Robert Andrews Fisher (1832-1893) was in the early fiftes, the assistant to Prof. John A. Porter, of Yale College, and at one time was Professor of Chemistry at BrownwUniversity, which conferred upon him an honorary degree. In those days, no facilities were offered in this country to chemists who were desirous of pursuing advanced courses in their science. He accordingly went to Europe, studying at Gottingen and at Heidelberg, and later on attending lectures in Paris. upon his return to America, he accpteded the chair of chemistry and mineralogy in the University of California, devoting considerable attention, also, to the mining industry, then just developing in the far West. In this direction, in connection with Prof. Samuel W. Johnson, now of New Haven, Conn., his services as mining expert were called upon by the directors of the Richmond mine in Nevada. [His position at Berkeley was abruptly canceled by the regents after a year without explanation.]
During the last fifteen years of his life, he was the consulting chemist to several large manufacturing concerns in Philadelphia, having been associated with the Pennsylvania Salt Manufacturing Company in this capacity during the greater part of this time. The President of this company bears the following testimony to his profession ability: "Professor Fisher had achieved a high position in is chosen profession of chemistry, having given especial attention to the scientific branch of the art of papermaking, and was considered an authority on all technical and practical questions arising in that particular manufacture. His knowledge, however, was general, and extended largely in the chemical composition of food products and manufacturers, and, in this direct, his attainments and clear, concise conclusions rendered his opinions much sought after on all mooted points."

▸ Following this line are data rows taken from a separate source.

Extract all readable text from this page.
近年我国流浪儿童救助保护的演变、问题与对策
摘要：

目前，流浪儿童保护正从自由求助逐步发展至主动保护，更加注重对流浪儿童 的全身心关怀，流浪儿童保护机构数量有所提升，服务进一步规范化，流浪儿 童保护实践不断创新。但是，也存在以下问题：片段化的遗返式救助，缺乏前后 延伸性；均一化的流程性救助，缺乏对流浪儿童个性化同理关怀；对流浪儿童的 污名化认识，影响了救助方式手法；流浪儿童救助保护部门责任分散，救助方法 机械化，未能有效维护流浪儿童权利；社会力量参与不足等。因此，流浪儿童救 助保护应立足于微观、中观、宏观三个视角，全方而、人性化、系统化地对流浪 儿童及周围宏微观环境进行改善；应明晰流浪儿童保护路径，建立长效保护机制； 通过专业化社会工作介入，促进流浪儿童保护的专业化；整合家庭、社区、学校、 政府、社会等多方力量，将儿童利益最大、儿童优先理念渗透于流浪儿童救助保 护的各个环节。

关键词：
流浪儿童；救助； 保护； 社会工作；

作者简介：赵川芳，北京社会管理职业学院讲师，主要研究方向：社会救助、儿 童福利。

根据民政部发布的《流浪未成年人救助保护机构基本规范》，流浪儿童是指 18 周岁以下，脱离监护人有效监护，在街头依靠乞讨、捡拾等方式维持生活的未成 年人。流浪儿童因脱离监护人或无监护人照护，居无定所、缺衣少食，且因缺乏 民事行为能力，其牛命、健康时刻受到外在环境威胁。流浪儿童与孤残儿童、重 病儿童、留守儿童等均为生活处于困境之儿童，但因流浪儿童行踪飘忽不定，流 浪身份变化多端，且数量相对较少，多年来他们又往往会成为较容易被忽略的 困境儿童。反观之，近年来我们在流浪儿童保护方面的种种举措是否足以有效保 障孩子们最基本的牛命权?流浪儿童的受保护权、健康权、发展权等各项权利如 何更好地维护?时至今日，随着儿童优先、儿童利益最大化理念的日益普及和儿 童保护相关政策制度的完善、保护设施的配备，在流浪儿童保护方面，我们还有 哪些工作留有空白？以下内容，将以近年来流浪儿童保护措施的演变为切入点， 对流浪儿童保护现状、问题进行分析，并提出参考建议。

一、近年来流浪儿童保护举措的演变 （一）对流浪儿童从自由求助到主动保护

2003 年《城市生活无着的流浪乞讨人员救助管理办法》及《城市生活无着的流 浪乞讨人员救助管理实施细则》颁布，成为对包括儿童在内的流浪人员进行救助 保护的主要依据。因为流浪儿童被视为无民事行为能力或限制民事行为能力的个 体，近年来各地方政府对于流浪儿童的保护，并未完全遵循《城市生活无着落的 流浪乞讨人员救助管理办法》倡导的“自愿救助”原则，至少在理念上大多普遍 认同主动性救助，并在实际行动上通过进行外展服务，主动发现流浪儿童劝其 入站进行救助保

He also devoted much attention to the manufacture of sulphate of alumina from bauxite, as well as from other materials; the number of patents taken out by him bearing evidence to his ingenuity and industry. He took an active part, moreover, in the introduction of the sulphite process of papermaking, in the Western States.
Mr. Fisher was a member of the Chemical Section of the Franklin Institute, and also of the American Chemical Society. He was well informed on all the recent advances in his science, particularly in such as relate to the application of chemistry to the industrial arts, and, while possessing a keen insight into the important points in any scientific questions, was careful and considerate in his judgement.
Personally, Mr. Fisher was most considerate and courteous in his bearing. He was widely connected in Philadelphia, and endeared himself to many friends.